The researchers argued that taking 1 or 2 days off can help cure an acute illness, while showing up to work sick can make the illness worse and cause more absenteeism in the long run.

“Vulnerable employees—that is, employees with high levels of presenteeism—may over time be at risk of having higher levels of sickness absenteeism if they work in groups where the leader encourages them to exert themselves and sacrifice themselves for the betterment of the group,” the researchers explained.

They examined presenteeism, transformational leadership, and sick days in a 3-year longitudinal study involving 155 employees. The participants were asked, “How many days have you been off sick over the past 12 months?” and “In the past 12 months, how many workdays have you gone to work even if you were sick?” They also rated their managers using the Global Transformational Leadership Scale.

The researchers found that group-level transformational leadership in the first year could predict absenteeism in the second year, but not in the third.
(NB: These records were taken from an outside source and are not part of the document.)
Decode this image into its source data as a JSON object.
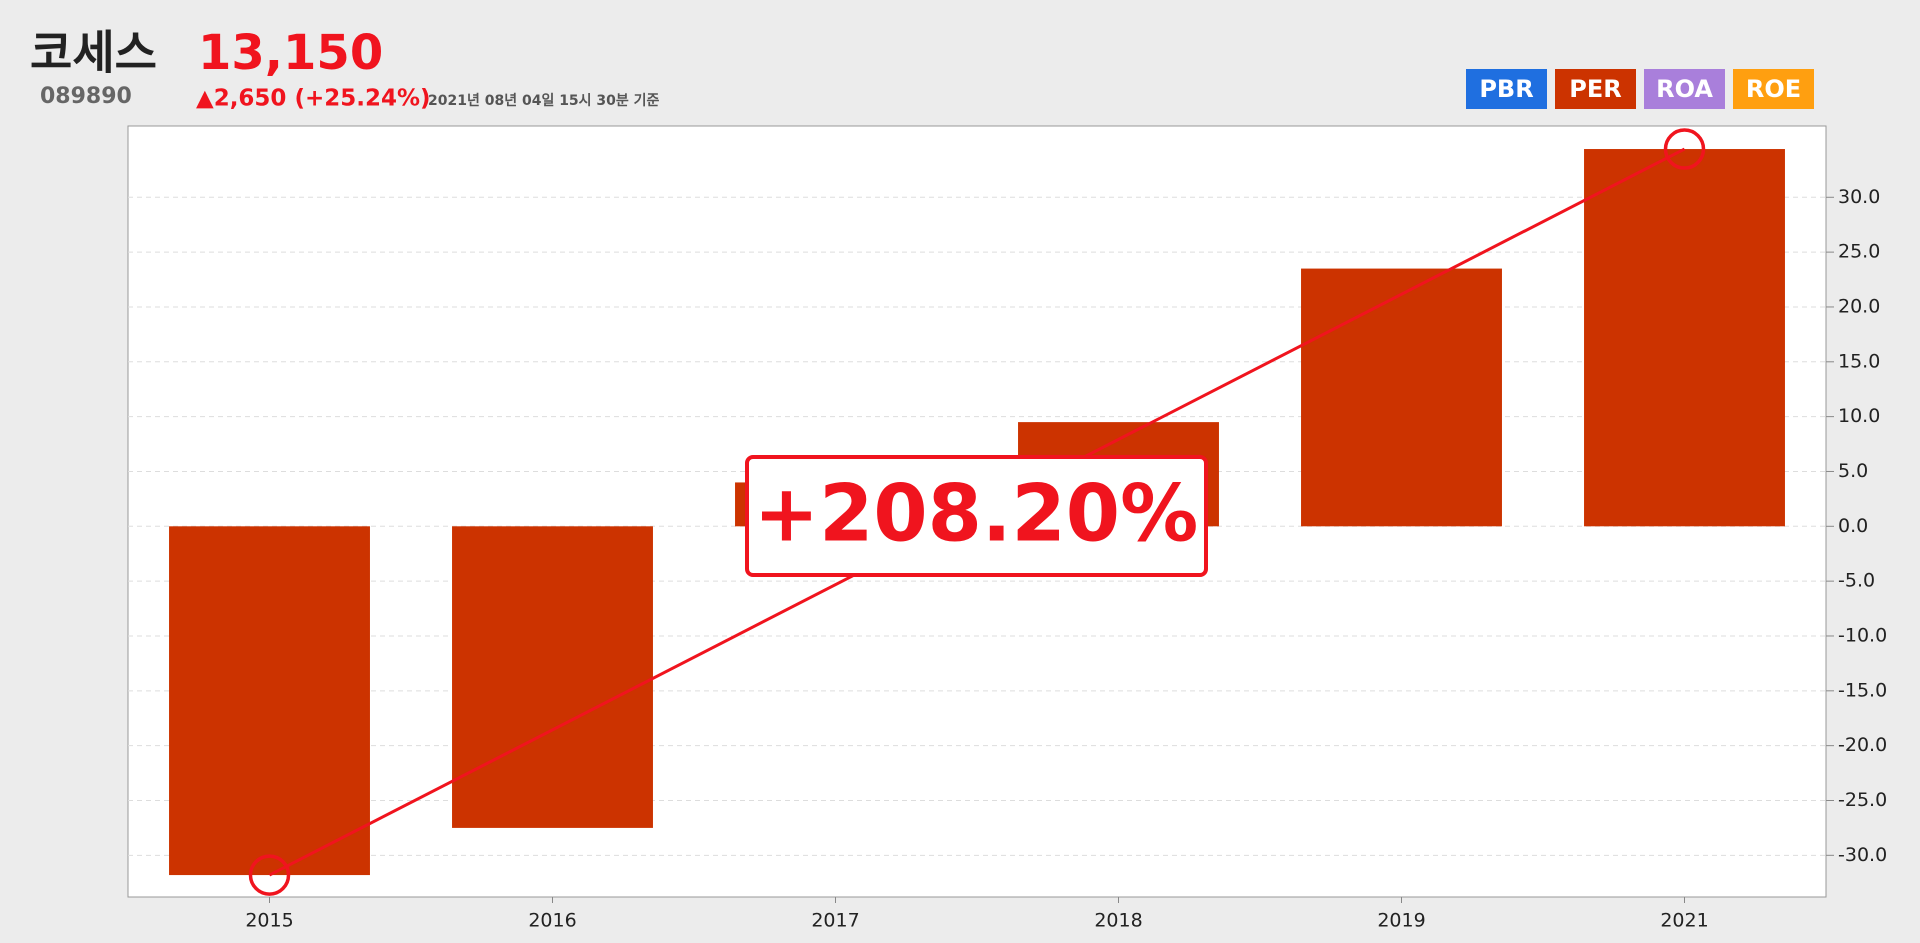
{
  "header": {
    "name": "코세스",
    "code": "089890",
    "price": "13,150",
    "change": "▲2,650 (+25.24%)",
    "timestamp": "2021년 08년 04일 15시 30분 기준"
  },
  "buttons": [
    {
      "label": "PBR",
      "color": "#1f6fe0"
    },
    {
      "label": "PER",
      "color": "#cc3300"
    },
    {
      "label": "ROA",
      "color": "#a97fdb"
    },
    {
      "label": "ROE",
      "color": "#ff9f10"
    }
  ],
  "chart_data": {
    "type": "bar",
    "categories": [
      "2015",
      "2016",
      "2017",
      "2018",
      "2019",
      "2021"
    ],
    "series": [
      {
        "name": "PER",
        "color": "#cc3300",
        "values": [
          -31.8,
          -27.5,
          4.0,
          9.5,
          23.5,
          34.4
        ]
      }
    ],
    "ylim": [
      -33.8,
      36.5
    ],
    "yticks": [
      {
        "value": -30,
        "label": "-30.0"
      },
      {
        "value": -25,
        "label": "-25.0"
      },
      {
        "value": -20,
        "label": "-20.0"
      },
      {
        "value": -15,
        "label": "-15.0"
      },
      {
        "value": -10,
        "label": "-10.0"
      },
      {
        "value": -5,
        "label": "-5.0"
      },
      {
        "value": 0,
        "label": "0.0"
      },
      {
        "value": 5,
        "label": "5.0"
      },
      {
        "value": 10,
        "label": "10.0"
      },
      {
        "value": 15,
        "label": "15.0"
      },
      {
        "value": 20,
        "label": "20.0"
      },
      {
        "value": 25,
        "label": "25.0"
      },
      {
        "value": 30,
        "label": "30.0"
      }
    ],
    "grid": true,
    "annotation": "+208.20%"
  }
}
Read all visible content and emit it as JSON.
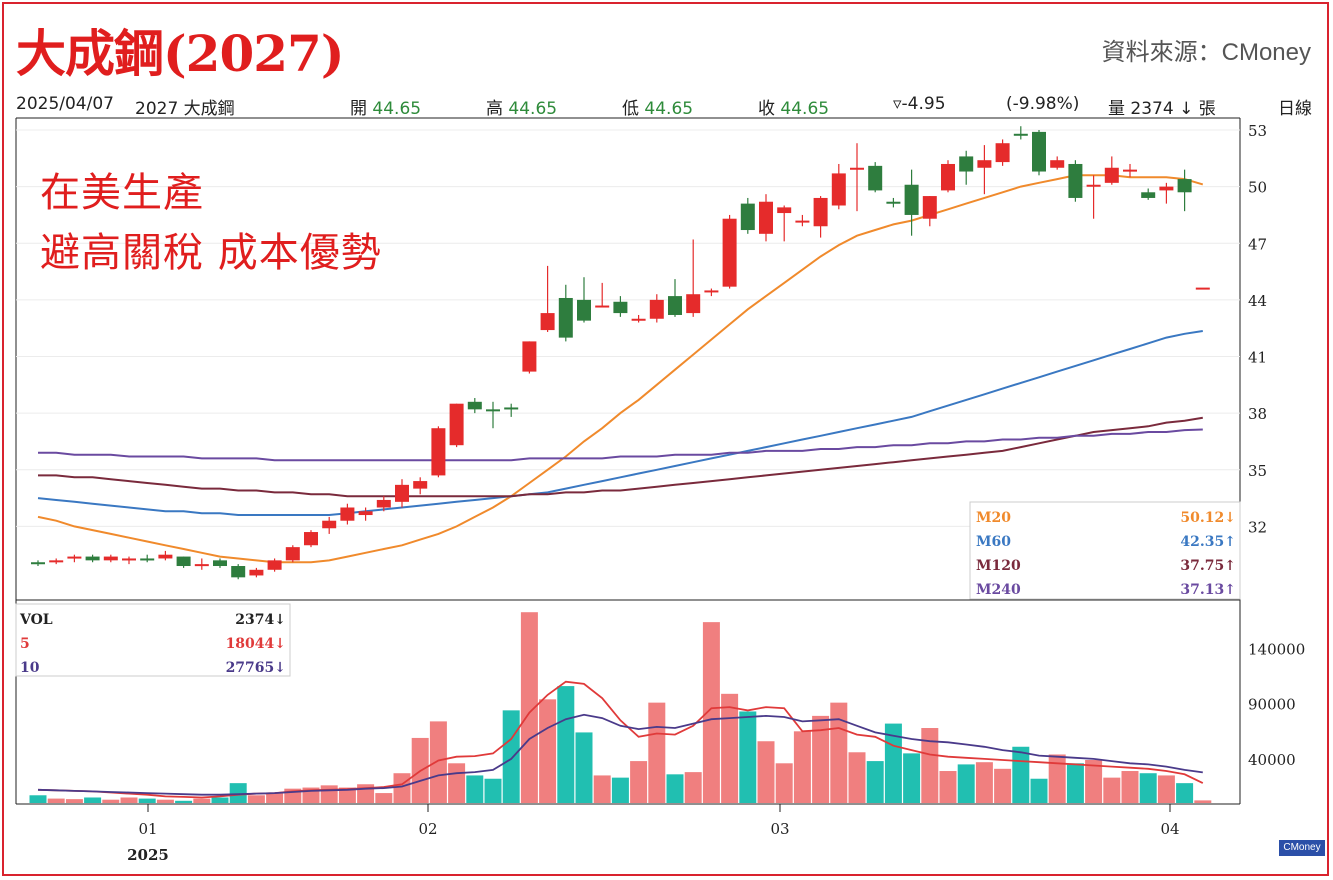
{
  "header": {
    "title": "大成鋼(2027)",
    "source": "資料來源：CMoney"
  },
  "info_bar": {
    "date": "2025/04/07",
    "stock": "2027 大成鋼",
    "open_label": "開",
    "open": "44.65",
    "high_label": "高",
    "high": "44.65",
    "low_label": "低",
    "low": "44.65",
    "close_label": "收",
    "close": "44.65",
    "change": "▿-4.95",
    "change_pct": "(-9.98%)",
    "volume": "量 2374 ↓ 張",
    "period": "日線"
  },
  "headline": {
    "line1": "在美生產",
    "line2": "避高關稅 成本優勢"
  },
  "legend_price": [
    {
      "label": "M20",
      "value": "50.12↓",
      "color": "#f08a2c"
    },
    {
      "label": "M60",
      "value": "42.35↑",
      "color": "#3a78c2"
    },
    {
      "label": "M120",
      "value": "37.75↑",
      "color": "#7a2a3c"
    },
    {
      "label": "M240",
      "value": "37.13↑",
      "color": "#6a4aa0"
    }
  ],
  "legend_volume": [
    {
      "label": "VOL",
      "value": "2374↓",
      "color": "#222222"
    },
    {
      "label": "5",
      "value": "18044↓",
      "color": "#e03a3a"
    },
    {
      "label": "10",
      "value": "27765↓",
      "color": "#4a3a8a"
    }
  ],
  "logo": "CMoney",
  "chart_data": [
    {
      "type": "candlestick",
      "ylim": [
        29,
        53
      ],
      "y_ticks": [
        "53",
        "50",
        "47",
        "44",
        "41",
        "38",
        "35",
        "32"
      ],
      "x_ticks": [
        "01",
        "02",
        "03",
        "04"
      ],
      "x_sublabel": "2025",
      "colors": {
        "up": "#e52b2b",
        "down": "#2e7d3e",
        "m20": "#f08a2c",
        "m60": "#3a78c2",
        "m120": "#7a2a3c",
        "m240": "#6a4aa0"
      },
      "candles": [
        [
          30.1,
          30.2,
          29.9,
          30.0
        ],
        [
          30.1,
          30.3,
          30.0,
          30.2
        ],
        [
          30.3,
          30.5,
          30.1,
          30.4
        ],
        [
          30.4,
          30.5,
          30.1,
          30.2
        ],
        [
          30.2,
          30.5,
          30.1,
          30.4
        ],
        [
          30.2,
          30.4,
          30.0,
          30.3
        ],
        [
          30.3,
          30.5,
          30.1,
          30.2
        ],
        [
          30.3,
          30.7,
          30.2,
          30.5
        ],
        [
          30.4,
          30.4,
          29.8,
          29.9
        ],
        [
          30.0,
          30.3,
          29.7,
          30.0
        ],
        [
          30.2,
          30.3,
          29.8,
          29.9
        ],
        [
          29.9,
          30.0,
          29.2,
          29.3
        ],
        [
          29.4,
          29.8,
          29.3,
          29.7
        ],
        [
          29.7,
          30.3,
          29.6,
          30.2
        ],
        [
          30.2,
          31.0,
          30.1,
          30.9
        ],
        [
          31.0,
          31.8,
          30.9,
          31.7
        ],
        [
          31.9,
          32.5,
          31.6,
          32.3
        ],
        [
          32.3,
          33.2,
          32.1,
          33.0
        ],
        [
          32.6,
          33.0,
          32.3,
          32.8
        ],
        [
          33.0,
          33.6,
          32.8,
          33.4
        ],
        [
          33.3,
          34.5,
          33.0,
          34.2
        ],
        [
          34.0,
          34.6,
          33.7,
          34.4
        ],
        [
          34.7,
          37.3,
          34.6,
          37.2
        ],
        [
          36.3,
          38.5,
          36.2,
          38.5
        ],
        [
          38.6,
          38.8,
          38.0,
          38.2
        ],
        [
          38.2,
          38.6,
          37.2,
          38.1
        ],
        [
          38.3,
          38.5,
          37.8,
          38.2
        ],
        [
          40.2,
          41.8,
          40.1,
          41.8
        ],
        [
          42.4,
          45.8,
          42.3,
          43.3
        ],
        [
          44.1,
          44.8,
          41.8,
          42.0
        ],
        [
          44.0,
          45.2,
          42.8,
          42.9
        ],
        [
          43.7,
          44.9,
          43.6,
          43.7
        ],
        [
          43.9,
          44.2,
          43.1,
          43.3
        ],
        [
          43.0,
          43.2,
          42.8,
          43.0
        ],
        [
          43.0,
          44.3,
          42.8,
          44.0
        ],
        [
          44.2,
          45.1,
          43.1,
          43.2
        ],
        [
          43.3,
          47.2,
          43.1,
          44.3
        ],
        [
          44.4,
          44.6,
          44.2,
          44.5
        ],
        [
          44.7,
          48.5,
          44.6,
          48.3
        ],
        [
          49.1,
          49.4,
          47.5,
          47.7
        ],
        [
          47.5,
          49.6,
          47.1,
          49.2
        ],
        [
          48.6,
          49.0,
          47.1,
          48.9
        ],
        [
          48.1,
          48.5,
          47.9,
          48.2
        ],
        [
          47.9,
          49.5,
          47.3,
          49.4
        ],
        [
          49.0,
          51.2,
          48.8,
          50.7
        ],
        [
          51.0,
          52.3,
          48.7,
          51.0
        ],
        [
          51.1,
          51.3,
          49.7,
          49.8
        ],
        [
          49.2,
          49.4,
          48.9,
          49.1
        ],
        [
          50.1,
          50.9,
          47.4,
          48.5
        ],
        [
          48.3,
          49.5,
          47.9,
          49.5
        ],
        [
          49.8,
          51.4,
          49.7,
          51.2
        ],
        [
          51.6,
          51.9,
          50.1,
          50.8
        ],
        [
          51.0,
          52.2,
          49.6,
          51.4
        ],
        [
          51.3,
          52.5,
          51.1,
          52.3
        ],
        [
          52.8,
          53.2,
          52.5,
          52.7
        ],
        [
          52.9,
          53.0,
          50.6,
          50.8
        ],
        [
          51.0,
          51.6,
          50.9,
          51.4
        ],
        [
          51.2,
          51.4,
          49.2,
          49.4
        ],
        [
          50.0,
          50.6,
          48.3,
          50.1
        ],
        [
          50.2,
          51.6,
          50.1,
          51.0
        ],
        [
          50.8,
          51.2,
          50.5,
          50.9
        ],
        [
          49.7,
          49.9,
          49.3,
          49.4
        ],
        [
          49.8,
          50.2,
          49.1,
          50.0
        ],
        [
          50.4,
          50.9,
          48.7,
          49.7
        ],
        [
          44.65,
          44.65,
          44.65,
          44.65
        ]
      ],
      "series": [
        {
          "name": "M20",
          "values": [
            32.5,
            32.3,
            32.0,
            31.8,
            31.6,
            31.4,
            31.2,
            31.0,
            30.8,
            30.6,
            30.4,
            30.3,
            30.2,
            30.1,
            30.1,
            30.1,
            30.2,
            30.4,
            30.6,
            30.8,
            31.0,
            31.3,
            31.6,
            32.0,
            32.5,
            33.0,
            33.6,
            34.3,
            35.0,
            35.7,
            36.5,
            37.2,
            38.0,
            38.7,
            39.5,
            40.3,
            41.1,
            41.9,
            42.7,
            43.5,
            44.2,
            44.9,
            45.6,
            46.3,
            46.9,
            47.4,
            47.7,
            48.0,
            48.2,
            48.5,
            48.8,
            49.1,
            49.4,
            49.7,
            50.0,
            50.2,
            50.4,
            50.6,
            50.6,
            50.6,
            50.5,
            50.5,
            50.5,
            50.4,
            50.12
          ]
        },
        {
          "name": "M60",
          "values": [
            33.5,
            33.4,
            33.3,
            33.2,
            33.1,
            33.0,
            32.9,
            32.8,
            32.8,
            32.7,
            32.7,
            32.6,
            32.6,
            32.6,
            32.6,
            32.6,
            32.6,
            32.7,
            32.8,
            32.9,
            33.0,
            33.1,
            33.2,
            33.3,
            33.4,
            33.5,
            33.6,
            33.7,
            33.8,
            34.0,
            34.2,
            34.4,
            34.6,
            34.8,
            35.0,
            35.2,
            35.4,
            35.6,
            35.8,
            36.0,
            36.2,
            36.4,
            36.6,
            36.8,
            37.0,
            37.2,
            37.4,
            37.6,
            37.8,
            38.1,
            38.4,
            38.7,
            39.0,
            39.3,
            39.6,
            39.9,
            40.2,
            40.5,
            40.8,
            41.1,
            41.4,
            41.7,
            42.0,
            42.2,
            42.35
          ]
        },
        {
          "name": "M120",
          "values": [
            34.7,
            34.7,
            34.6,
            34.6,
            34.5,
            34.4,
            34.3,
            34.2,
            34.1,
            34.0,
            34.0,
            33.9,
            33.9,
            33.8,
            33.8,
            33.7,
            33.7,
            33.6,
            33.6,
            33.6,
            33.6,
            33.6,
            33.6,
            33.6,
            33.6,
            33.6,
            33.6,
            33.7,
            33.7,
            33.8,
            33.8,
            33.9,
            33.9,
            34.0,
            34.1,
            34.2,
            34.3,
            34.4,
            34.5,
            34.6,
            34.7,
            34.8,
            34.9,
            35.0,
            35.1,
            35.2,
            35.3,
            35.4,
            35.5,
            35.6,
            35.7,
            35.8,
            35.9,
            36.0,
            36.2,
            36.4,
            36.6,
            36.8,
            37.0,
            37.1,
            37.2,
            37.3,
            37.5,
            37.6,
            37.75
          ]
        },
        {
          "name": "M240",
          "values": [
            35.9,
            35.9,
            35.8,
            35.8,
            35.8,
            35.7,
            35.7,
            35.7,
            35.7,
            35.6,
            35.6,
            35.6,
            35.6,
            35.5,
            35.5,
            35.5,
            35.5,
            35.5,
            35.5,
            35.5,
            35.5,
            35.5,
            35.5,
            35.5,
            35.5,
            35.5,
            35.5,
            35.6,
            35.6,
            35.6,
            35.6,
            35.6,
            35.7,
            35.7,
            35.7,
            35.8,
            35.8,
            35.8,
            35.9,
            35.9,
            36.0,
            36.0,
            36.0,
            36.1,
            36.1,
            36.2,
            36.2,
            36.3,
            36.3,
            36.4,
            36.4,
            36.5,
            36.5,
            36.6,
            36.6,
            36.7,
            36.7,
            36.8,
            36.8,
            36.9,
            36.9,
            37.0,
            37.0,
            37.1,
            37.13
          ]
        }
      ]
    },
    {
      "type": "bar",
      "ylim": [
        0,
        175000
      ],
      "y_ticks": [
        "140000",
        "90000",
        "40000"
      ],
      "volumes": [
        7000,
        4000,
        3500,
        5000,
        3000,
        5000,
        4000,
        3000,
        2000,
        4000,
        5000,
        18000,
        7000,
        9000,
        13000,
        14000,
        16000,
        14000,
        17000,
        9000,
        27000,
        59000,
        74000,
        36000,
        25000,
        22000,
        84000,
        173000,
        94000,
        106000,
        64000,
        25000,
        23000,
        38000,
        91000,
        26000,
        28000,
        164000,
        99000,
        83000,
        56000,
        36000,
        65000,
        79000,
        91000,
        46000,
        38000,
        72000,
        45000,
        68000,
        29000,
        35000,
        37000,
        31000,
        51000,
        22000,
        44000,
        36000,
        39000,
        23000,
        29000,
        27000,
        25000,
        18000,
        2374
      ],
      "series": [
        {
          "name": "5",
          "values": [
            12000,
            11500,
            11000,
            10500,
            9500,
            8500,
            7500,
            6000,
            5500,
            5000,
            6000,
            7500,
            8500,
            9000,
            10500,
            11500,
            12000,
            12500,
            13500,
            14500,
            17000,
            29000,
            38500,
            42000,
            42500,
            45000,
            58000,
            82000,
            98000,
            110000,
            108000,
            95000,
            75000,
            60000,
            63000,
            62000,
            70000,
            86000,
            87000,
            84000,
            87000,
            86000,
            65000,
            66000,
            68000,
            62000,
            60000,
            52000,
            48000,
            44000,
            42000,
            41000,
            40000,
            39000,
            38000,
            37000,
            36000,
            35000,
            34000,
            33000,
            32000,
            31000,
            29000,
            26000,
            18044
          ]
        },
        {
          "name": "10",
          "values": [
            12000,
            11500,
            11000,
            10500,
            10000,
            9500,
            9000,
            8500,
            8000,
            7500,
            7500,
            8000,
            8500,
            9000,
            10000,
            11000,
            11500,
            12000,
            13000,
            13500,
            15000,
            20000,
            25000,
            27000,
            28000,
            30000,
            40000,
            58000,
            68000,
            76000,
            80000,
            77000,
            70000,
            67000,
            69000,
            68000,
            72000,
            76000,
            77000,
            78000,
            79000,
            78000,
            74000,
            75000,
            76000,
            70000,
            64000,
            61000,
            58000,
            56000,
            55000,
            53000,
            51000,
            48000,
            46000,
            43000,
            42000,
            41000,
            40000,
            38000,
            36000,
            35000,
            33000,
            30000,
            27765
          ]
        }
      ]
    }
  ]
}
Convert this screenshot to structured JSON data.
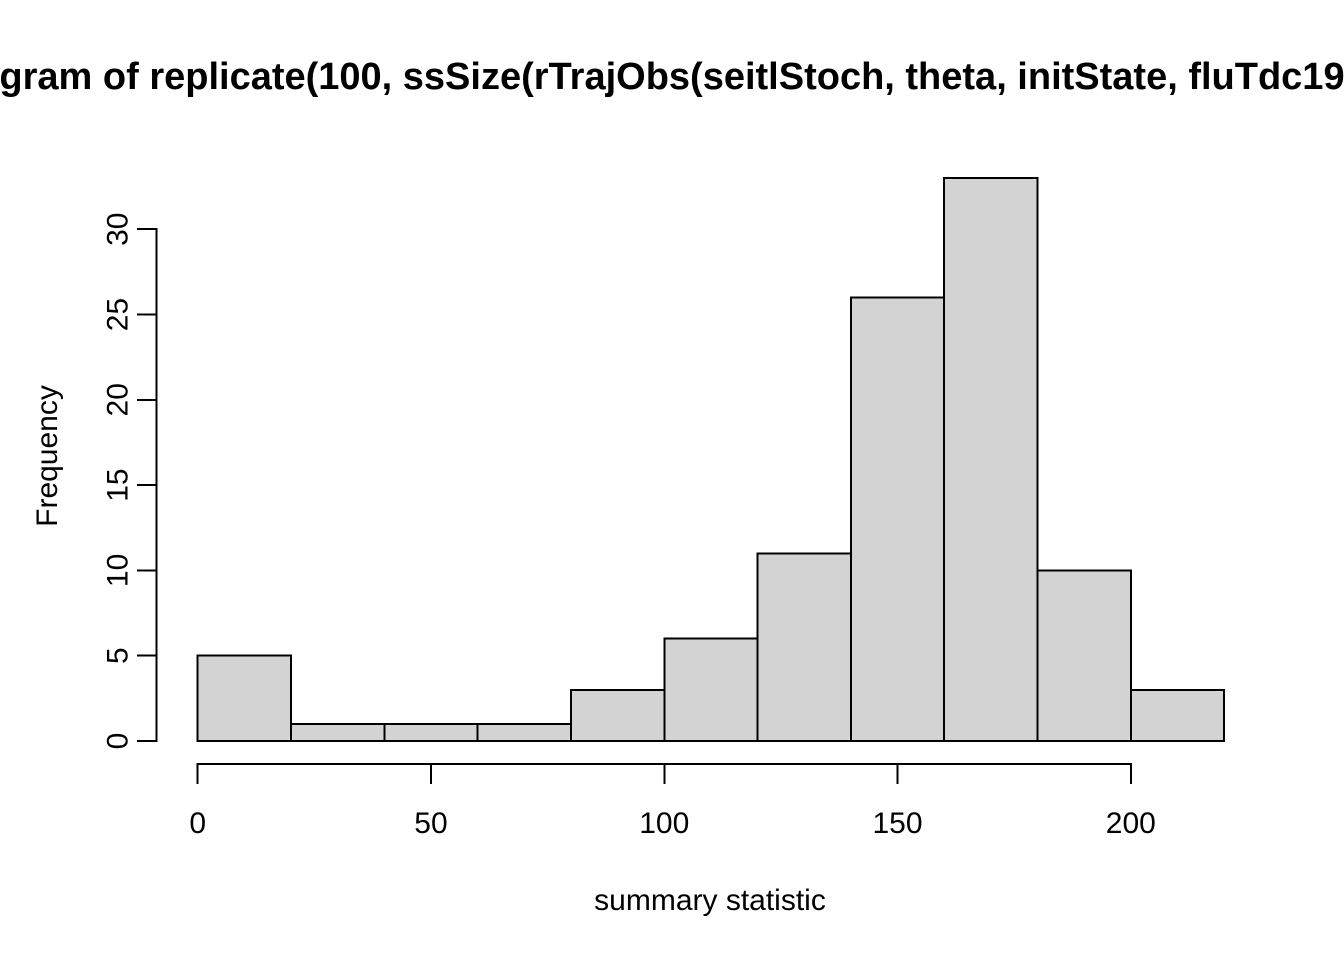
{
  "figure": {
    "background": "#ffffff",
    "kind": "R base graphics histogram"
  },
  "chart_data": {
    "type": "bar",
    "subtype": "histogram",
    "title": "gram of replicate(100, ssSize(rTrajObs(seitlStoch, theta, initState, fluTdc19",
    "xlabel": "summary statistic",
    "ylabel": "Frequency",
    "bin_edges": [
      0,
      20,
      40,
      60,
      80,
      100,
      120,
      140,
      160,
      180,
      200,
      220
    ],
    "counts": [
      5,
      1,
      1,
      1,
      3,
      6,
      11,
      26,
      33,
      10,
      3
    ],
    "x_ticks": [
      0,
      50,
      100,
      150,
      200
    ],
    "y_ticks": [
      0,
      5,
      10,
      15,
      20,
      25,
      30
    ],
    "xlim": [
      0,
      220
    ],
    "ylim": [
      0,
      33
    ],
    "grid": false,
    "legend": null,
    "bar_fill": "#d3d3d3",
    "bar_stroke": "#000000",
    "axis_color": "#000000",
    "text_color": "#000000"
  }
}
Workers with a transformational leader and those who had high levels of presenteeism took the greater amount of sick days in the third year, but not the second year.

The relationship between transformational leadership and absenteeism was also stronger among those who reported high presenteeism. Transformational leadership increased sick days when employees reported 14 more days of presenteeism than their coworkers.

“Our results suggest a complex picture of the relationship between transformational leadership and sickness absenteeism; transformational leaders may promote self-sacrifice of vulnerable followers by leading them to go to work while ill, leading to increased risks of sickness absence in the long term,” the researchers concluded.

One way to combat this problem is by adding employee well-being and health goals into leaders’ objectives.